The UK's Digital, Culture, Media and Sport Committee is using this is an example of Facebook's anticompetitive nature, which is further highlighted in more of the internal files. In November 2012, in an email about reciprocity and data value, Zuckerberg talked about how Facebook's goal was to let people "share everything they want." Developers on the site, he said, could build apps to let users do exactly that, but Facebook needed to be wary of them becoming a competitor in the social media space.
"Sometimes the best way to enable people to share something is to have a developer build a special purpose app or network for that type of content and to make that app social by having Facebook plug into it," Zuckerberg said. "However, that may be good for the world but it's not good for us unless people also share back to Facebook and that content increases the value of our network. So ultimately, I think the purpose of platform -- even the read side -- is to increase sharing back into Facebook."
"I just can't think [of] any instances where that data has leaked from developer to developer and caused a real issue for us.

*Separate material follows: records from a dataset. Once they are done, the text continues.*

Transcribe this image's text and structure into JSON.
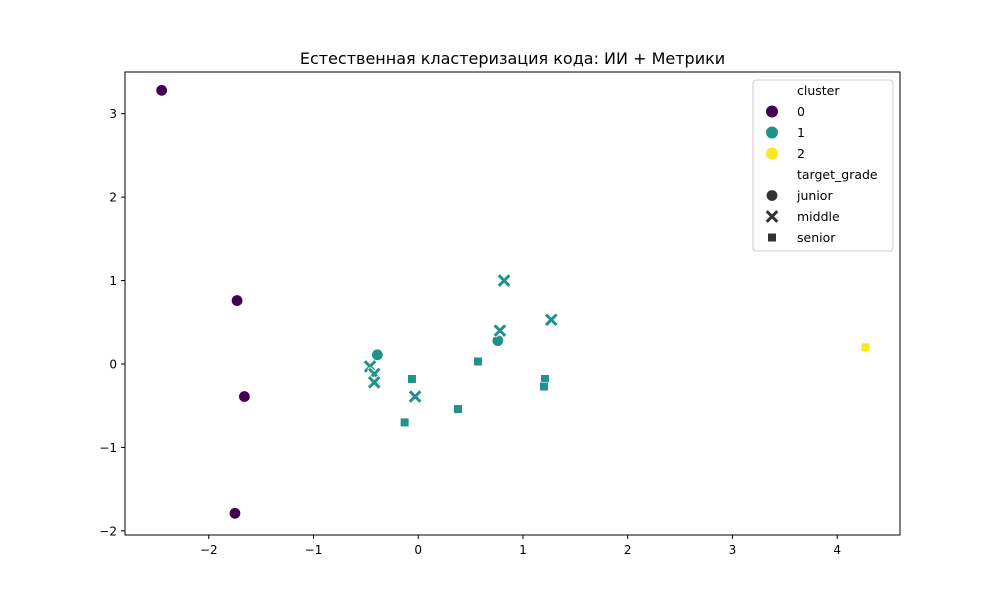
{
  "chart_data": {
    "type": "scatter",
    "title": "Естественная кластеризация кода: ИИ + Метрики",
    "xlabel": "",
    "ylabel": "",
    "xlim": [
      -2.8,
      4.6
    ],
    "ylim": [
      -2.05,
      3.5
    ],
    "xticks": [
      -2,
      -1,
      0,
      1,
      2,
      3,
      4
    ],
    "yticks": [
      -2,
      -1,
      0,
      1,
      2,
      3
    ],
    "grid": false,
    "legend_position": "top-right",
    "legend": {
      "hue_title": "cluster",
      "hue_entries": [
        {
          "label": "0",
          "color": "#440154"
        },
        {
          "label": "1",
          "color": "#21918c"
        },
        {
          "label": "2",
          "color": "#fde725"
        }
      ],
      "style_title": "target_grade",
      "style_entries": [
        {
          "label": "junior",
          "marker": "circle"
        },
        {
          "label": "middle",
          "marker": "x"
        },
        {
          "label": "senior",
          "marker": "square"
        }
      ]
    },
    "points": [
      {
        "x": -2.45,
        "y": 3.28,
        "cluster": "0",
        "grade": "junior"
      },
      {
        "x": -1.73,
        "y": 0.76,
        "cluster": "0",
        "grade": "junior"
      },
      {
        "x": -1.66,
        "y": -0.39,
        "cluster": "0",
        "grade": "junior"
      },
      {
        "x": -1.75,
        "y": -1.79,
        "cluster": "0",
        "grade": "junior"
      },
      {
        "x": -0.39,
        "y": 0.11,
        "cluster": "1",
        "grade": "junior"
      },
      {
        "x": 0.76,
        "y": 0.28,
        "cluster": "1",
        "grade": "junior"
      },
      {
        "x": 0.82,
        "y": 1.0,
        "cluster": "1",
        "grade": "middle"
      },
      {
        "x": 0.78,
        "y": 0.4,
        "cluster": "1",
        "grade": "middle"
      },
      {
        "x": 1.27,
        "y": 0.53,
        "cluster": "1",
        "grade": "middle"
      },
      {
        "x": -0.46,
        "y": -0.03,
        "cluster": "1",
        "grade": "middle"
      },
      {
        "x": -0.42,
        "y": -0.12,
        "cluster": "1",
        "grade": "middle"
      },
      {
        "x": -0.42,
        "y": -0.22,
        "cluster": "1",
        "grade": "middle"
      },
      {
        "x": -0.03,
        "y": -0.39,
        "cluster": "1",
        "grade": "middle"
      },
      {
        "x": -0.06,
        "y": -0.18,
        "cluster": "1",
        "grade": "senior"
      },
      {
        "x": 0.57,
        "y": 0.03,
        "cluster": "1",
        "grade": "senior"
      },
      {
        "x": 1.21,
        "y": -0.18,
        "cluster": "1",
        "grade": "senior"
      },
      {
        "x": 1.2,
        "y": -0.27,
        "cluster": "1",
        "grade": "senior"
      },
      {
        "x": 0.38,
        "y": -0.54,
        "cluster": "1",
        "grade": "senior"
      },
      {
        "x": -0.13,
        "y": -0.7,
        "cluster": "1",
        "grade": "senior"
      },
      {
        "x": 4.27,
        "y": 0.2,
        "cluster": "2",
        "grade": "senior"
      }
    ]
  }
}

Do you have examples of this?" -- Facebook CEO Mark Zuckerberg
Although Zuckerberg may have changed his views on the world since then, it's clear that at the time all he cared about was what was good for Facebook and not anyone else. But that's something he's probably thinking more about today, as his company continues to face scrutiny over its mishandling of user data -- especially after the Cambridge Analytica data-privacy scandal from earlier this year. In 2012, however, Zuckerberg dismissed the risks of sharing user data, since it seems he couldn't imagine that the incident caused by Cambridge Analytica was even possible.
In October 2012, Zuckerberg sent an email to Sam Lessin, Facebook's former director of product management, to say he was getting "more on board" with locking down some access to developers on the site, including Friends data and email addresses for mobile apps. That said, Zuckerberg told Lessin he was "generally skeptical that there is as much data leak strategic risk as you think," and that he agreed there was "a clear risk on the advertiser side" but hadn't figured out how that related to the rest of the Facebook platform. "I think we leak info to developers," Zuckerberg added, "but I just can't think [of] any instances where that data has leaked from developer to developer and caused a real issue for us. Do you have examples of this?"

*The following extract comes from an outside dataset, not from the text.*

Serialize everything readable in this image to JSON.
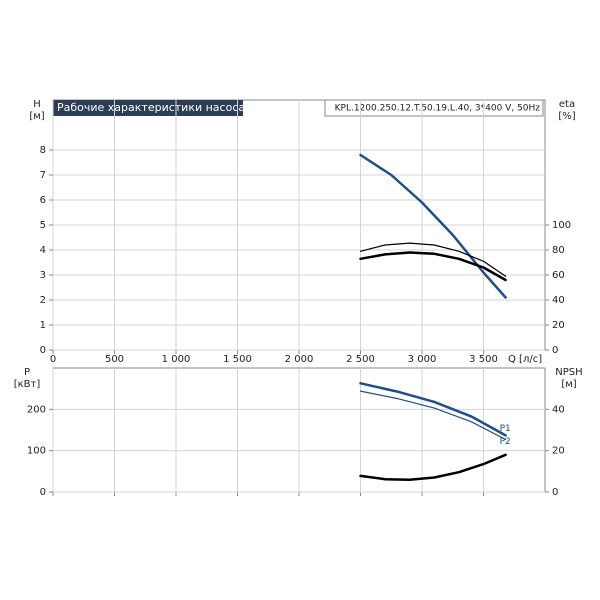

Of course, as we now know, that's basically what happened with Cambridge Analytica after it took people's data without Facebook's knowledge and then used it for political research. Unfortunately for Facebook and its users, that example Zuckerberg wanted came too late. Around the same time, the Facebook CEO discussed selling user data to developers who spent money on the site.
"If we make it so devs can generate revenue for us in different ways, then it makes it more acceptable for us to charge them quite a bit more for using platform," he said. "The basic idea is that any other revenue you generate for us earns you a credit towards whatever fees you own us for using platform. For most developers this would probably cover cost completely. So instead of every [developer] paying us directly, they'd just use our payments or ads products." Zuckerberg said the basic model for that could be letting developers use the Login with Facebook API for free (as it is today), but if they wanted access to things like someone's Friends list, then they'd have to pay $0.10 per user every year.

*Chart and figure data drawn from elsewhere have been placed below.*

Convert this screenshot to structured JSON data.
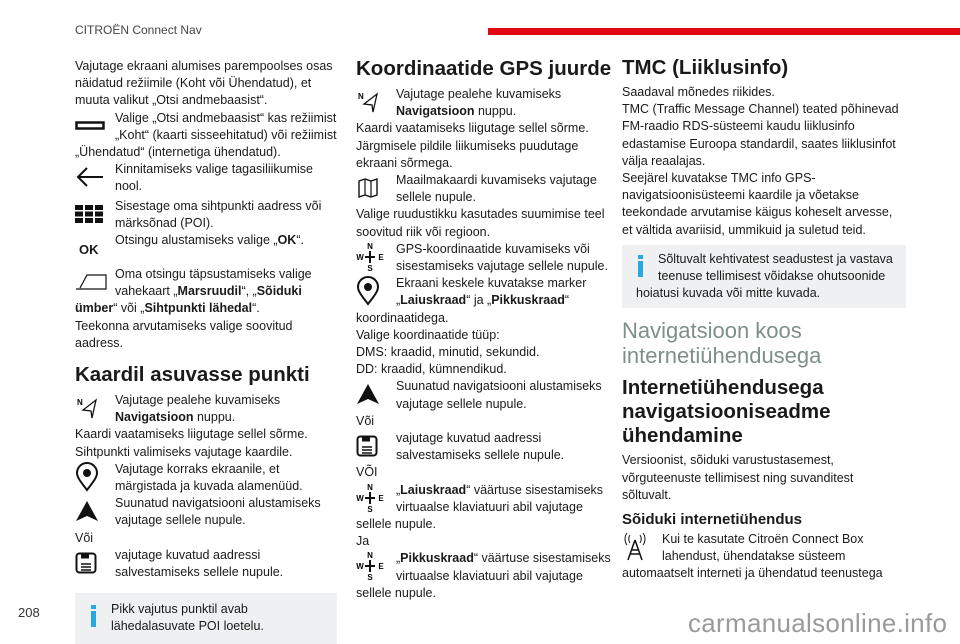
{
  "header": {
    "title": "CITROËN Connect Nav",
    "accent": "#e30613"
  },
  "page_number": "208",
  "watermark": "carmanualsonline.info",
  "col1": {
    "intro": [
      {
        "t": "Vajutage ekraani alumises parempoolses osas näidatud režiimile (Koht või Ühendatud), et muuta valikut „Otsi andmebaasist“."
      }
    ],
    "items": [
      {
        "icon": "rectangle-icon",
        "text": [
          {
            "t": "Valige „Otsi andmebaasist“ kas režiimist „Koht“ (kaarti sisseehitatud) või režiimist „Ühendatud“ (internetiga ühendatud)."
          }
        ]
      },
      {
        "icon": "arrow-left-icon",
        "text": [
          {
            "t": "Kinnitamiseks valige tagasiliikumise nool."
          }
        ]
      },
      {
        "icon": "keyboard-icon",
        "text": [
          {
            "t": "Sisestage oma sihtpunkti aadress või märksõnad (POI)."
          }
        ]
      },
      {
        "icon": "ok-icon",
        "icon_text": "OK",
        "text": [
          {
            "t": "Otsingu alustamiseks valige „"
          },
          {
            "t": "OK",
            "b": true
          },
          {
            "t": "“."
          }
        ]
      },
      {
        "icon": "tab-icon",
        "text": [
          {
            "t": "Oma otsingu täpsustamiseks valige vahekaart „"
          },
          {
            "t": "Marsruudil",
            "b": true
          },
          {
            "t": "“, „"
          },
          {
            "t": "Sõiduki ümber",
            "b": true
          },
          {
            "t": "“ või „"
          },
          {
            "t": "Sihtpunkti lähedal",
            "b": true
          },
          {
            "t": "“."
          }
        ]
      }
    ],
    "outro": "Teekonna arvutamiseks valige soovitud aadress.",
    "section2": {
      "title": "Kaardil asuvasse punkti",
      "nav": [
        {
          "t": "Vajutage pealehe kuvamiseks "
        },
        {
          "t": "Navigatsioon",
          "b": true
        },
        {
          "t": " nuppu."
        }
      ],
      "p1": "Kaardi vaatamiseks liigutage sellel sõrme.",
      "p2": "Sihtpunkti valimiseks vajutage kaardile.",
      "pin": "Vajutage korraks ekraanile, et märgistada ja kuvada alamenüüd.",
      "go": "Suunatud navigatsiooni alustamiseks vajutage sellele nupule.",
      "or": "Või",
      "save": "vajutage kuvatud aadressi salvestamiseks sellele nupule.",
      "info": "Pikk vajutus punktil avab lähedalasuvate POI loetelu."
    }
  },
  "col2": {
    "title": "Koordinaatide GPS juurde",
    "nav": [
      {
        "t": "Vajutage pealehe kuvamiseks "
      },
      {
        "t": "Navigatsioon",
        "b": true
      },
      {
        "t": " nuppu."
      }
    ],
    "p1": "Kaardi vaatamiseks liigutage sellel sõrme.",
    "p2": "Järgmisele pildile liikumiseks puudutage ekraani sõrmega.",
    "world": "Maailmakaardi kuvamiseks vajutage sellele nupule.",
    "p3": "Valige ruudustikku kasutades suumimise teel soovitud riik või regioon.",
    "gps": "GPS-koordinaatide kuvamiseks või sisestamiseks vajutage sellele nupule.",
    "marker": [
      {
        "t": "Ekraani keskele kuvatakse marker „"
      },
      {
        "t": "Laiuskraad",
        "b": true
      },
      {
        "t": "“ ja „"
      },
      {
        "t": "Pikkuskraad",
        "b": true
      },
      {
        "t": "“ koordinaatidega."
      }
    ],
    "p4": "Valige koordinaatide tüüp:",
    "p5": "DMS: kraadid, minutid, sekundid.",
    "p6": "DD: kraadid, kümnendikud.",
    "go": "Suunatud navigatsiooni alustamiseks vajutage sellele nupule.",
    "or": "Või",
    "save": "vajutage kuvatud aadressi salvestamiseks sellele nupule.",
    "or2": "VÕI",
    "lat": [
      {
        "t": "„"
      },
      {
        "t": "Laiuskraad",
        "b": true
      },
      {
        "t": "“ väärtuse sisestamiseks virtuaalse klaviatuuri abil vajutage sellele nupule."
      }
    ],
    "and": "Ja",
    "lon": [
      {
        "t": "„"
      },
      {
        "t": "Pikkuskraad",
        "b": true
      },
      {
        "t": "“ väärtuse sisestamiseks virtuaalse klaviatuuri abil vajutage sellele nupule."
      }
    ],
    "compass": {
      "n": "N",
      "s": "S",
      "w": "W",
      "e": "E"
    }
  },
  "col3": {
    "title": "TMC (Liiklusinfo)",
    "p1": "Saadaval mõnedes riikides.",
    "p2": "TMC (Traffic Message Channel) teated põhinevad FM-raadio RDS-süsteemi kaudu liiklusinfo edastamise Euroopa standardil, saates liiklusinfot välja reaalajas.",
    "p3": "Seejärel kuvatakse TMC info GPS-navigatsioonisüsteemi kaardile ja võetakse teekondade arvutamise käigus koheselt arvesse, et vältida avariisid, ummikuid ja suletud teid.",
    "info": "Sõltuvalt kehtivatest seadustest ja vastava teenuse tellimisest võidakse ohutsoonide hoiatusi kuvada või mitte kuvada.",
    "chapter": "Navigatsioon koos internetiühendusega",
    "h2": "Internetiühendusega navigatsiooniseadme ühendamine",
    "p4": "Versioonist, sõiduki varustustasemest, võrguteenuste tellimisest ning suvanditest sõltuvalt.",
    "h3": "Sõiduki internetiühendus",
    "p5": "Kui te kasutate Citroën Connect Box lahendust, ühendatakse süsteem automaatselt interneti ja ühendatud teenustega"
  }
}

The emails seized by the UK Parliament also allege that Facebook thought about bypassing an Android permission screen that would ask for access to people's call logs, which would obviously be a strong violation of users' privacy. Here's a concerning email exchange between two Facebook executives from February 2015:
"Hey guys, as you know all the growth team is planning on shipping a permissions update on Android at the end of this month. They are going to include the 'read call log' permission, which will trigger the Android permissions dialog on update, requiring users to accept the update. They will then provide an in-app opt in NUX for a feature that lets you continuously upload your SMS and call log history to Facebook to be used for improving things like PYMK, coefficient calculation, feed ranking etc. This is a pretty high risk thing to do from a PR perspective but it appears that the growth team will charge ahead and do it."
The reply is even worse:
"The Growth team is now exploring a path where we only request Read Call Log permission, and hold off on requesting any other permissions for now.
Based on their initial testing, it seems this would allow us to upgrade users without subjecting them to an Android permissions dialog at all. It would still be a breaking change, so users would have to click to upgrade, but no permissions dialog screen."